Acclaimed actress Emily Blunt is currently starring in A Quiet Place, the supernatural thriller written and directed by her co-star and husband John Krasinski. The film has been a box-office sensation and Emily has earned rave reviews for her riveting performance from critics and audiences alike.
Audiences anticipate the December release of Mary Poppins Returns, starring Emily as the iconic Nanny in the legendary Disney classic. The film will feature new songs and an original score. Co-stars include Lin-Manuel Miranda, Meryl Streep, Colin Firth and Angela Lansbury, with a special appearance by the beloved actor Dick Van Dyke.

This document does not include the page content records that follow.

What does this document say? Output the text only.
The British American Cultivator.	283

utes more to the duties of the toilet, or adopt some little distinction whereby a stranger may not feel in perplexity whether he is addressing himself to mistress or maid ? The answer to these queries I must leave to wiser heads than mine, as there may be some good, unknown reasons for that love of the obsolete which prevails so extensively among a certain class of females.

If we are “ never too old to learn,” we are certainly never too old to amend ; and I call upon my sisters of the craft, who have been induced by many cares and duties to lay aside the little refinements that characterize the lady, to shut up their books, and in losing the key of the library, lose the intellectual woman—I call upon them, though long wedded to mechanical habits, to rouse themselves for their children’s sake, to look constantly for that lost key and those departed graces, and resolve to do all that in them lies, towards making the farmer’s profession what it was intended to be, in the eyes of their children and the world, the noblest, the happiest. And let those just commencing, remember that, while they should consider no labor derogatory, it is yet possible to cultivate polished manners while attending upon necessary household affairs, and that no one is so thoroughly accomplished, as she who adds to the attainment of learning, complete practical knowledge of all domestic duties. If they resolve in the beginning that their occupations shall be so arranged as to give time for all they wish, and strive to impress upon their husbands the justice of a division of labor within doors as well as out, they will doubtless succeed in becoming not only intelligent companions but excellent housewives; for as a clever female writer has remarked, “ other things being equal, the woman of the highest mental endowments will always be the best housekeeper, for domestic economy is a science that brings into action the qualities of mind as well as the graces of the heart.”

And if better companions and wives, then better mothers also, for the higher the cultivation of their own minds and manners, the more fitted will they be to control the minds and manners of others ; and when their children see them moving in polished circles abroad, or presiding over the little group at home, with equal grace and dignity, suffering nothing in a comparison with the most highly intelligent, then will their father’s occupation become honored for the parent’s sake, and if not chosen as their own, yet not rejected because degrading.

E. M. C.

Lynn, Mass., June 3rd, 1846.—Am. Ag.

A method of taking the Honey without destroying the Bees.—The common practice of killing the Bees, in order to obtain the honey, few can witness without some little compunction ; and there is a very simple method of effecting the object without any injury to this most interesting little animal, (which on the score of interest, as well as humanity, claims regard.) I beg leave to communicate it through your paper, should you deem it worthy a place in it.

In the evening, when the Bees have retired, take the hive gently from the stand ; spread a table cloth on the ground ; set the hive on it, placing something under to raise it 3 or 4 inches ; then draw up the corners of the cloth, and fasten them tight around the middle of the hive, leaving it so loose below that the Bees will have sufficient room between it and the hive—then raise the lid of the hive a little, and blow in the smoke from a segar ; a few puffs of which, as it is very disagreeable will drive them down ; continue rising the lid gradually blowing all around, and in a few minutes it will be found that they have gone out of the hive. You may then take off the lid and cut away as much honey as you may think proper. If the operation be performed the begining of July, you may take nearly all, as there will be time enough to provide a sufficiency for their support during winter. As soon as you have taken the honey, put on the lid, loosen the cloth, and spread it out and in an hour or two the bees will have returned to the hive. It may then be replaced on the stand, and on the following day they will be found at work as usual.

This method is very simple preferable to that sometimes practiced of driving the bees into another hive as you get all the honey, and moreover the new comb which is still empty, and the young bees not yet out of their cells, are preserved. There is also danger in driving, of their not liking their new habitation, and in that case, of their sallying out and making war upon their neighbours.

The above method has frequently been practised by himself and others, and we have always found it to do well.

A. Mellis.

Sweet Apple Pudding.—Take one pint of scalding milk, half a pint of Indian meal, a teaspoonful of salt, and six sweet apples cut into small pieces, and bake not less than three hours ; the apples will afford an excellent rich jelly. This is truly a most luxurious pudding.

Emily’s versatility and captivating screen persona have secured her many coveted roles, most recently The Girl on the Train. Based on the international best-selling novel, Emily’s mesmerizing portrayal of Rachel brought her a BAFTA nomination for Best Actress in a Leading role and a Screen Actors Guild nomination for Outstanding Performance by a Female Actor in a Leading Role.

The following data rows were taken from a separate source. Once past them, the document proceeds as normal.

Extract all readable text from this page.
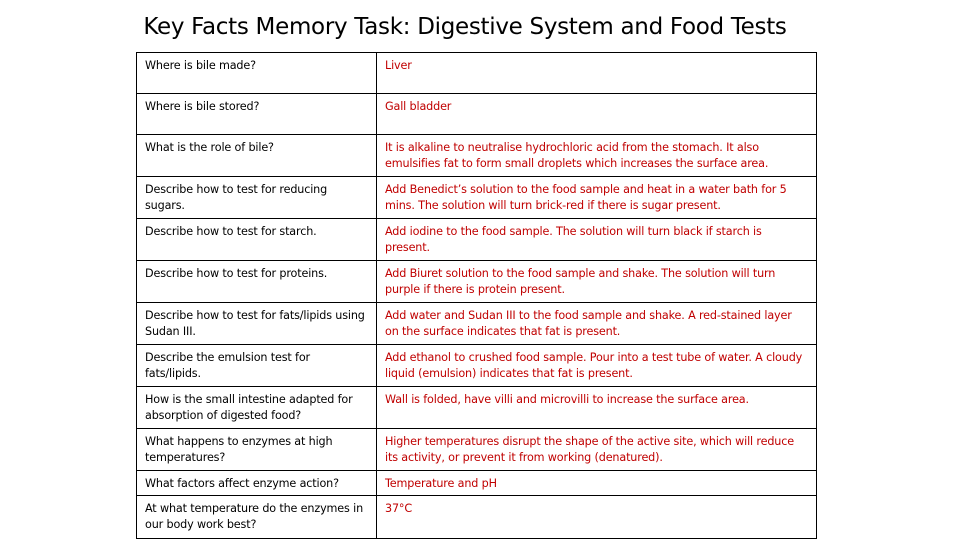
Key Facts Memory Task: Digestive System and Food Tests
Where is bile made?	Liver
Where is bile stored?	Gall bladder
What is the role of bile?	It is alkaline to neutralise hydrochloric acid from the stomach. It also emulsifies fat to form small droplets which increases the surface area.
Describe how to test for reducing sugars.	Add Benedict’s solution to the food sample and heat in a water bath for 5 mins. The solution will turn brick-red if there is sugar present.
Describe how to test for starch.	Add iodine to the food sample. The solution will turn black if starch is present.
Describe how to test for proteins.	Add Biuret solution to the food sample and shake. The solution will turn purple if there is protein present.
Describe how to test for fats/lipids using Sudan III.	Add water and Sudan III to the food sample and shake. A red-stained layer on the surface indicates that fat is present.
Describe the emulsion test for fats/lipids.	Add ethanol to crushed food sample. Pour into a test tube of water. A cloudy liquid (emulsion) indicates that fat is present.
How is the small intestine adapted for absorption of digested food?	Wall is folded, have villi and microvilli to increase the surface area.
What happens to enzymes at high temperatures?	Higher temperatures disrupt the shape of the active site, which will reduce its activity, or prevent it from working (denatured).
What factors affect enzyme action?	Temperature and pH
At what temperature do the enzymes in our body work best?	37°C
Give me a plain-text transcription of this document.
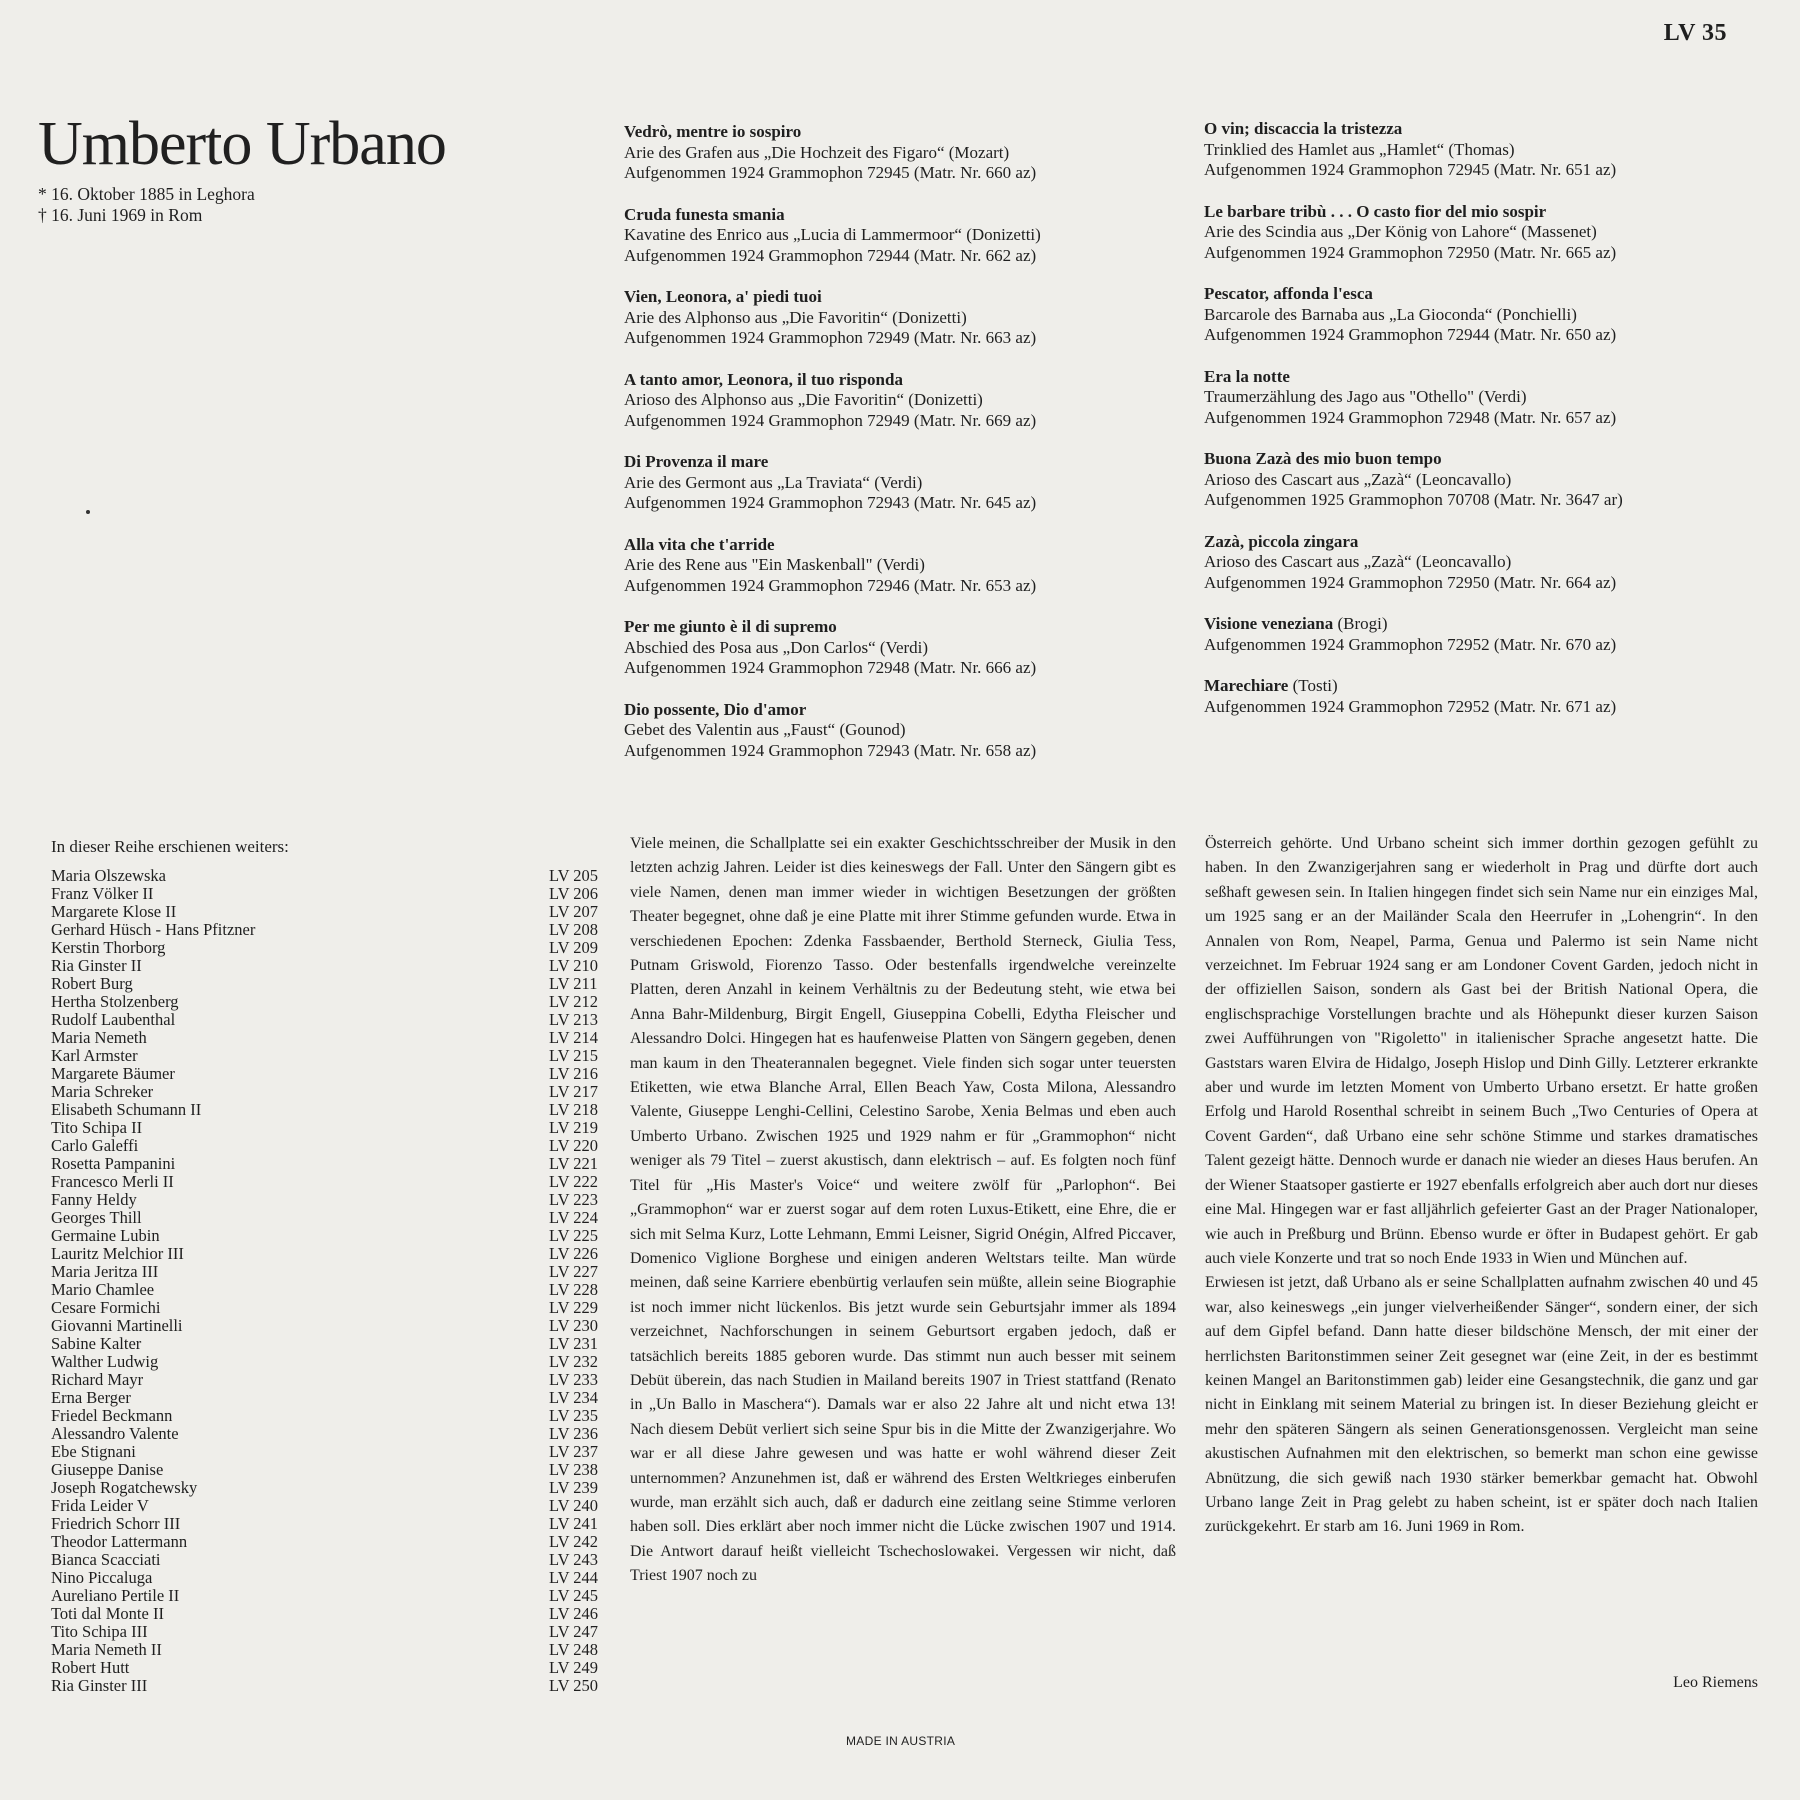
LV 35
Umberto Urbano
* 16. Oktober 1885 in Leghora
† 16. Juni 1969 in Rom
Vedrò, mentre io sospiro
Arie des Grafen aus „Die Hochzeit des Figaro“ (Mozart)
Aufgenommen 1924 Grammophon 72945 (Matr. Nr. 660 az)
Cruda funesta smania
Kavatine des Enrico aus „Lucia di Lammermoor“ (Donizetti)
Aufgenommen 1924 Grammophon 72944 (Matr. Nr. 662 az)
Vien, Leonora, a' piedi tuoi
Arie des Alphonso aus „Die Favoritin“ (Donizetti)
Aufgenommen 1924 Grammophon 72949 (Matr. Nr. 663 az)
A tanto amor, Leonora, il tuo risponda
Arioso des Alphonso aus „Die Favoritin“ (Donizetti)
Aufgenommen 1924 Grammophon 72949 (Matr. Nr. 669 az)
Di Provenza il mare
Arie des Germont aus „La Traviata“ (Verdi)
Aufgenommen 1924 Grammophon 72943 (Matr. Nr. 645 az)
Alla vita che t'arride
Arie des Rene aus "Ein Maskenball" (Verdi)
Aufgenommen 1924 Grammophon 72946 (Matr. Nr. 653 az)
Per me giunto è il di supremo
Abschied des Posa aus „Don Carlos“ (Verdi)
Aufgenommen 1924 Grammophon 72948 (Matr. Nr. 666 az)
Dio possente, Dio d'amor
Gebet des Valentin aus „Faust“ (Gounod)
Aufgenommen 1924 Grammophon 72943 (Matr. Nr. 658 az)
O vin; discaccia la tristezza
Trinklied des Hamlet aus „Hamlet“ (Thomas)
Aufgenommen 1924 Grammophon 72945 (Matr. Nr. 651 az)
Le barbare tribù . . . O casto fior del mio sospir
Arie des Scindia aus „Der König von Lahore“ (Massenet)
Aufgenommen 1924 Grammophon 72950 (Matr. Nr. 665 az)
Pescator, affonda l'esca
Barcarole des Barnaba aus „La Gioconda“ (Ponchielli)
Aufgenommen 1924 Grammophon 72944 (Matr. Nr. 650 az)
Era la notte
Traumerzählung des Jago aus "Othello" (Verdi)
Aufgenommen 1924 Grammophon 72948 (Matr. Nr. 657 az)
Buona Zazà des mio buon tempo
Arioso des Cascart aus „Zazà“ (Leoncavallo)
Aufgenommen 1925 Grammophon 70708 (Matr. Nr. 3647 ar)
Zazà, piccola zingara
Arioso des Cascart aus „Zazà“ (Leoncavallo)
Aufgenommen 1924 Grammophon 72950 (Matr. Nr. 664 az)
Visione veneziana (Brogi)
Aufgenommen 1924 Grammophon 72952 (Matr. Nr. 670 az)
Marechiare (Tosti)
Aufgenommen 1924 Grammophon 72952 (Matr. Nr. 671 az)
In dieser Reihe erschienen weiters:
Maria Olszewska	LV 205
Franz Völker II	LV 206
Margarete Klose II	LV 207
Gerhard Hüsch - Hans Pfitzner	LV 208
Kerstin Thorborg	LV 209
Ria Ginster II	LV 210
Robert Burg	LV 211
Hertha Stolzenberg	LV 212
Rudolf Laubenthal	LV 213
Maria Nemeth	LV 214
Karl Armster	LV 215
Margarete Bäumer	LV 216
Maria Schreker	LV 217
Elisabeth Schumann II	LV 218
Tito Schipa II	LV 219
Carlo Galeffi	LV 220
Rosetta Pampanini	LV 221
Francesco Merli II	LV 222
Fanny Heldy	LV 223
Georges Thill	LV 224
Germaine Lubin	LV 225
Lauritz Melchior III	LV 226
Maria Jeritza III	LV 227
Mario Chamlee	LV 228
Cesare Formichi	LV 229
Giovanni Martinelli	LV 230
Sabine Kalter	LV 231
Walther Ludwig	LV 232
Richard Mayr	LV 233
Erna Berger	LV 234
Friedel Beckmann	LV 235
Alessandro Valente	LV 236
Ebe Stignani	LV 237
Giuseppe Danise	LV 238
Joseph Rogatchewsky	LV 239
Frida Leider V	LV 240
Friedrich Schorr III	LV 241
Theodor Lattermann	LV 242
Bianca Scacciati	LV 243
Nino Piccaluga	LV 244
Aureliano Pertile II	LV 245
Toti dal Monte II	LV 246
Tito Schipa III	LV 247
Maria Nemeth II	LV 248
Robert Hutt	LV 249
Ria Ginster III	LV 250
Viele meinen, die Schallplatte sei ein exakter Geschichtsschreiber der Musik in den letzten achzig Jahren. Leider ist dies keineswegs der Fall. Unter den Sängern gibt es viele Namen, denen man immer wieder in wichtigen Besetzungen der größten Theater begegnet, ohne daß je eine Platte mit ihrer Stimme gefunden wurde. Etwa in verschiedenen Epochen: Zdenka Fassbaender, Berthold Sterneck, Giulia Tess, Putnam Griswold, Fiorenzo Tasso. Oder bestenfalls irgendwelche vereinzelte Platten, deren Anzahl in keinem Verhältnis zu der Bedeutung steht, wie etwa bei Anna Bahr-Mildenburg, Birgit Engell, Giuseppina Cobelli, Edytha Fleischer und Alessandro Dolci. Hingegen hat es haufenweise Platten von Sängern gegeben, denen man kaum in den Theaterannalen begegnet. Viele finden sich sogar unter teuersten Etiketten, wie etwa Blanche Arral, Ellen Beach Yaw, Costa Milona, Alessandro Valente, Giuseppe Lenghi-Cellini, Celestino Sarobe, Xenia Belmas und eben auch Umberto Urbano. Zwischen 1925 und 1929 nahm er für „Grammophon“ nicht weniger als 79 Titel – zuerst akustisch, dann elektrisch – auf. Es folgten noch fünf Titel für „His Master's Voice“ und weitere zwölf für „Parlophon“. Bei „Grammophon“ war er zuerst sogar auf dem roten Luxus-Etikett, eine Ehre, die er sich mit Selma Kurz, Lotte Lehmann, Emmi Leisner, Sigrid Onégin, Alfred Piccaver, Domenico Viglione Borghese und einigen anderen Weltstars teilte. Man würde meinen, daß seine Karriere ebenbürtig verlaufen sein müßte, allein seine Biographie ist noch immer nicht lückenlos. Bis jetzt wurde sein Geburtsjahr immer als 1894 verzeichnet, Nachforschungen in seinem Geburtsort ergaben jedoch, daß er tatsächlich bereits 1885 geboren wurde. Das stimmt nun auch besser mit seinem Debüt überein, das nach Studien in Mailand bereits 1907 in Triest stattfand (Renato in „Un Ballo in Maschera“). Damals war er also 22 Jahre alt und nicht etwa 13! Nach diesem Debüt verliert sich seine Spur bis in die Mitte der Zwanzigerjahre. Wo war er all diese Jahre gewesen und was hatte er wohl während dieser Zeit unternommen? Anzunehmen ist, daß er während des Ersten Weltkrieges einberufen wurde, man erzählt sich auch, daß er dadurch eine zeitlang seine Stimme verloren haben soll. Dies erklärt aber noch immer nicht die Lücke zwischen 1907 und 1914. Die Antwort darauf heißt vielleicht Tschechoslowakei. Vergessen wir nicht, daß Triest 1907 noch zu
Österreich gehörte. Und Urbano scheint sich immer dorthin gezogen gefühlt zu haben. In den Zwanzigerjahren sang er wiederholt in Prag und dürfte dort auch seßhaft gewesen sein. In Italien hingegen findet sich sein Name nur ein einziges Mal, um 1925 sang er an der Mailänder Scala den Heerrufer in „Lohengrin“. In den Annalen von Rom, Neapel, Parma, Genua und Palermo ist sein Name nicht verzeichnet. Im Februar 1924 sang er am Londoner Covent Garden, jedoch nicht in der offiziellen Saison, sondern als Gast bei der British National Opera, die englischsprachige Vorstellungen brachte und als Höhepunkt dieser kurzen Saison zwei Aufführungen von "Rigoletto" in italienischer Sprache angesetzt hatte. Die Gaststars waren Elvira de Hidalgo, Joseph Hislop und Dinh Gilly. Letzterer erkrankte aber und wurde im letzten Moment von Umberto Urbano ersetzt. Er hatte großen Erfolg und Harold Rosenthal schreibt in seinem Buch „Two Centuries of Opera at Covent Garden“, daß Urbano eine sehr schöne Stimme und starkes dramatisches Talent gezeigt hätte. Dennoch wurde er danach nie wieder an dieses Haus berufen. An der Wiener Staatsoper gastierte er 1927 ebenfalls erfolgreich aber auch dort nur dieses eine Mal. Hingegen war er fast alljährlich gefeierter Gast an der Prager Nationaloper, wie auch in Preßburg und Brünn. Ebenso wurde er öfter in Budapest gehört. Er gab auch viele Konzerte und trat so noch Ende 1933 in Wien und München auf.
Erwiesen ist jetzt, daß Urbano als er seine Schallplatten aufnahm zwischen 40 und 45 war, also keineswegs „ein junger vielverheißender Sänger“, sondern einer, der sich auf dem Gipfel befand. Dann hatte dieser bildschöne Mensch, der mit einer der herrlichsten Baritonstimmen seiner Zeit gesegnet war (eine Zeit, in der es bestimmt keinen Mangel an Baritonstimmen gab) leider eine Gesangstechnik, die ganz und gar nicht in Einklang mit seinem Material zu bringen ist. In dieser Beziehung gleicht er mehr den späteren Sängern als seinen Generationsgenossen. Vergleicht man seine akustischen Aufnahmen mit den elektrischen, so bemerkt man schon eine gewisse Abnützung, die sich gewiß nach 1930 stärker bemerkbar gemacht hat. Obwohl Urbano lange Zeit in Prag gelebt zu haben scheint, ist er später doch nach Italien zurückgekehrt. Er starb am 16. Juni 1969 in Rom.
Leo Riemens
MADE IN AUSTRIA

Emily displayed her musical talents in the film adaptation of Into the Woods, receiving her fifth Golden Globe nomination for her performance as the Baker’s Wife. She has a vast film repertoire that includes Sicario, The Huntsman: Winter’s War, Edge of Tomorrow, Looper, The Five Year Engagement, Salmon Fishing in the Yemen and The Young Victoria. Emily is currently in pre-production on Disney’s Jungle Cruise, a film based on a Disneyland theme park.
An active and enthusiastic American Institute for Stuttering Board member since 2009, Emily has become one of the stuttering community’s most vocal promoters and has been influential in encouraging others to share their personal stories on stuttering. Emily’s wise advice to our young members always bears repeating: “Give them your best stutter.”
Nineteen-time Emmy-winner John Stossel has been hailed by The Dallas Morning News as “the most consistently thought-provoking TV reporter of our time.” His career in broadcast journalism spans more than three decades and his comprehensive reporting has led to important debates on education, health care and economic reform.
Stossel began his career as a consumer reporter calling for government regulation and focused on the positive elements that free markets create. He served as consumer editor for Good Morning America and as a reporter at WCBS-TV in New York City. Stossel became a co-anchor of ABC’s primetime newsmagazine show 20/20 where he contributed in-depth special reports and covered a variety of consumer topics from pop culture to government and business. His John Stossel Specials always focused on the tough questions that face Americans on a daily basis. After 28 years with 20/20 he joined Fox Business Network (FBN) in 2009 to host his own show, which Fox simply titled Stossel. He also appeared regularly on the Fox News Channel (FNC) providing signature libertarian analysis.
In 2017, he established Stossel TV to create Internet videos in collaboration with like-minded groups such as Reason.org. Stossel’s accolades include the George Polk Award for Outstanding Local Reporting and the George Foster Peabody Award. He has also been honored five times for excellence in consumer reporting by the National Press Club. A three-time New York Times bestselling author, his latest book is “No, They Can’t: Why Government Fails – But Individuals Succeed”.
A graduate of Princeton University, Stossel has been a member of the AIS Board of Directors since 2013. His determination in managing his stutter has evolved into an award-winning profession and he continually uses his persuasive voice to educate and inspire others.
Ziauddin Yousafzai is a co-founder and board member of Malala Fund. He is the proud father of the organization’s namesake, Nobel Peace Prize Laureate Malala Yousafzai. For many years, Ziauddin served as a teacher and school administrator in his home country of Pakistan.
Growing up, Ziauddin’s parents encouraged him to attend school while his sisters remained at home. He recognized the disparity and knew that one day he would treat his children equally. When Malala was born in 1997 he named her after Malalai, a Pashtun heroine, and proudly recorded Malala’s birth on the family tree. She was the first girl to be included.
When the Taliban invaded their home in Swat Valley, Ziauddin peacefully resisted their efforts to limit personal freedoms. Speaking out put Ziauddin at risk, but he feared that remaining silent would be far worse. Inspired by her father’s example, Malala began publicly campaigning for girls to go to school.
In October 2009, The New York Times filmed a short documentary about Ziauddin and Malala’s fight to protect girls’ education in Swat. Due to her increased prominence, Malala was shot in the head by the Taliban two years later. Malala survived the attack and was transported to the United Kingdom for treatment. Ziauddin, his wife, Toor Pekai and their two sons joined Malala in Birmingham, England, where they currently reside.
Determined to continue their campaign, Ziauddin and Malala founded Malala Fund. Together they champion every girl’s right to 12 years of free, safe, quality education.
Ziauddin approaches life’s challenges with honesty and bravery, and the American Institute for Stuttering commends him for his openness in managing his stutter. Freeing his own voice has empowered him to speak out on behalf of those whose voices have been suppressed, and his words have become a catalyst for change around the world.